In her 41 years at “Meet the Press,” a Sunday-morning fixture on the NBC schedule, Mrs. Dukert booked politicians, diplomats, foreign dignitaries, cultural figures and heart surgeons to be interviewed by a moderator and a panel of journalists; sought out the most capable reporters for the panel; and researched the subjects to be discussed.
“She was the main point of contact on Capitol Hill for the show,” said Betsy Fischer Martin, who started on “Meet the Press” as an intern and became the program’s executive producer in 2002. “She worked the phones constantly. It wasn’t an era when you could send off an email to book someone.”
As she rose in the “Meet the Press” hierarchy, Mrs. Dukert collaborated with a long list of moderators: Ned Brooks, Lawrence Spivak, Bill Monroe, Roger Mudd, Marvin Kalb, Chris Wallace, Garrick Utley and Tim Russert.

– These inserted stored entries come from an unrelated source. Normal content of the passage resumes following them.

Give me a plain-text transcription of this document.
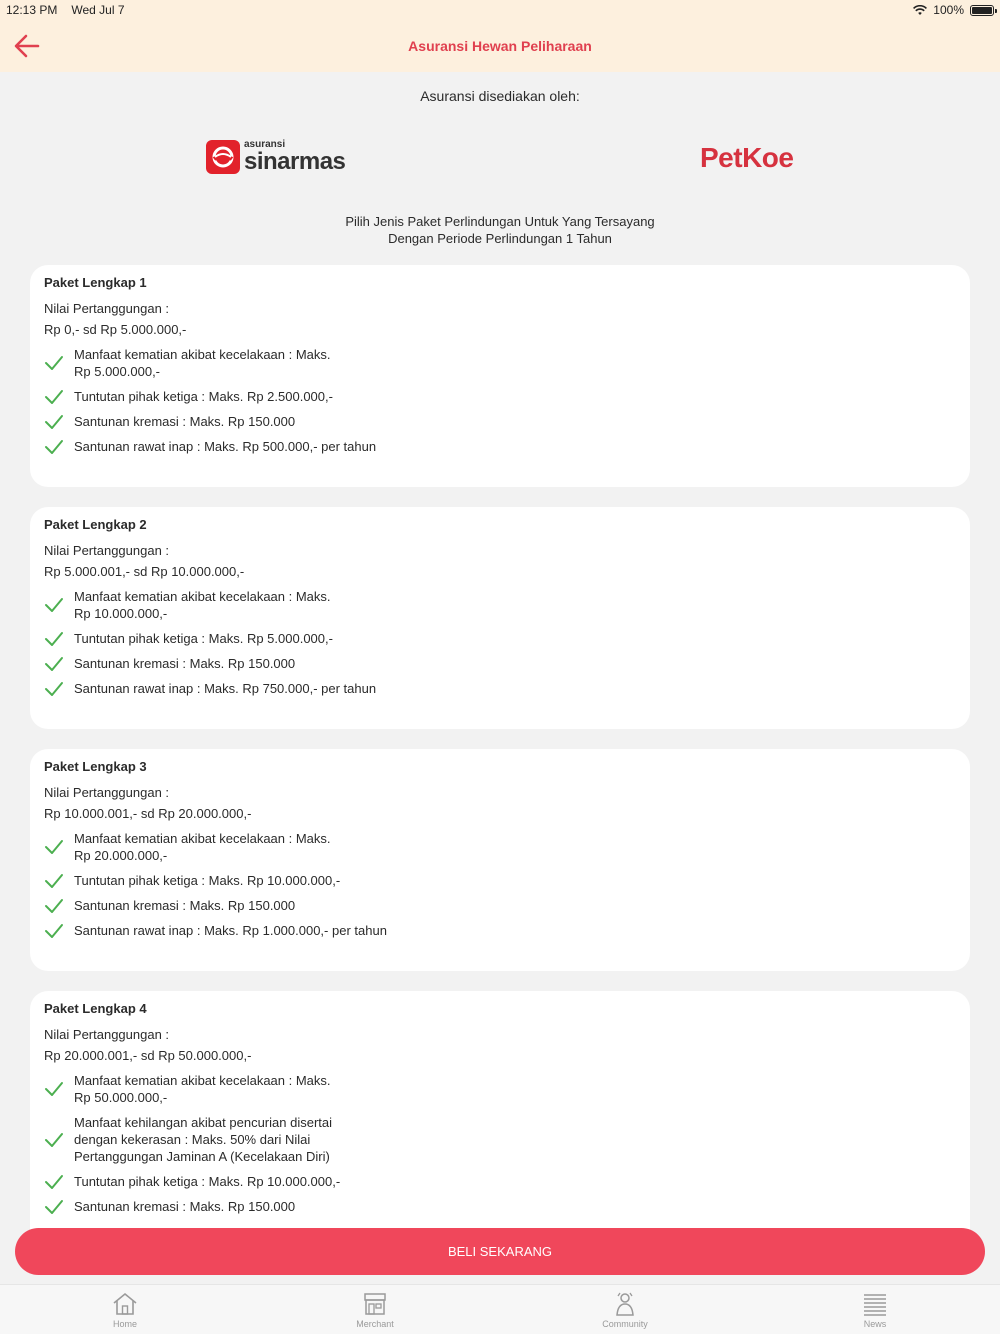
12:13 PM Wed Jul 7	100%
Asuransi Hewan Peliharaan
Asuransi disediakan oleh:
asuransi
sinarmas	PetKoe
Pilih Jenis Paket Perlindungan Untuk Yang Tersayang
Dengan Periode Perlindungan 1 Tahun
Paket Lengkap 1
Nilai Pertanggungan :
Rp 0,- sd Rp 5.000.000,-
Manfaat kematian akibat kecelakaan : Maks.
Rp 5.000.000,-
Tuntutan pihak ketiga : Maks. Rp 2.500.000,-
Santunan kremasi : Maks. Rp 150.000
Santunan rawat inap : Maks. Rp 500.000,- per tahun
Paket Lengkap 2
Nilai Pertanggungan :
Rp 5.000.001,- sd Rp 10.000.000,-
Manfaat kematian akibat kecelakaan : Maks.
Rp 10.000.000,-
Tuntutan pihak ketiga : Maks. Rp 5.000.000,-
Santunan kremasi : Maks. Rp 150.000
Santunan rawat inap : Maks. Rp 750.000,- per tahun
Paket Lengkap 3
Nilai Pertanggungan :
Rp 10.000.001,- sd Rp 20.000.000,-
Manfaat kematian akibat kecelakaan : Maks.
Rp 20.000.000,-
Tuntutan pihak ketiga : Maks. Rp 10.000.000,-
Santunan kremasi : Maks. Rp 150.000
Santunan rawat inap : Maks. Rp 1.000.000,- per tahun
Paket Lengkap 4
Nilai Pertanggungan :
Rp 20.000.001,- sd Rp 50.000.000,-
Manfaat kematian akibat kecelakaan : Maks.
Rp 50.000.000,-
Manfaat kehilangan akibat pencurian disertai
dengan kekerasan : Maks. 50% dari Nilai
Pertanggungan Jaminan A (Kecelakaan Diri)
Tuntutan pihak ketiga : Maks. Rp 10.000.000,-
Santunan kremasi : Maks. Rp 150.000
BELI SEKARANG
Home	Merchant	Community	News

“I have never found anyone who is nicer to work with, more intelligent, and whose judgment and tact are so superb,” Mr. Spivak told the Missouri newspaper The Springfield Leader and Press in 1970.
For much of her time at “Meet the Press,” which premiered in 1947, Mrs. Dukert was a rarity: a woman in a top production job at a major network news program that did not have a permanent female moderator. (The program did not have one until Kristen Welker succeeded Chuck Todd last year.) In contrast, at “Face the Nation” on CBS, a competitor of “Meet the Press,” Lesley Stahl served as moderator from 1983 to 1991.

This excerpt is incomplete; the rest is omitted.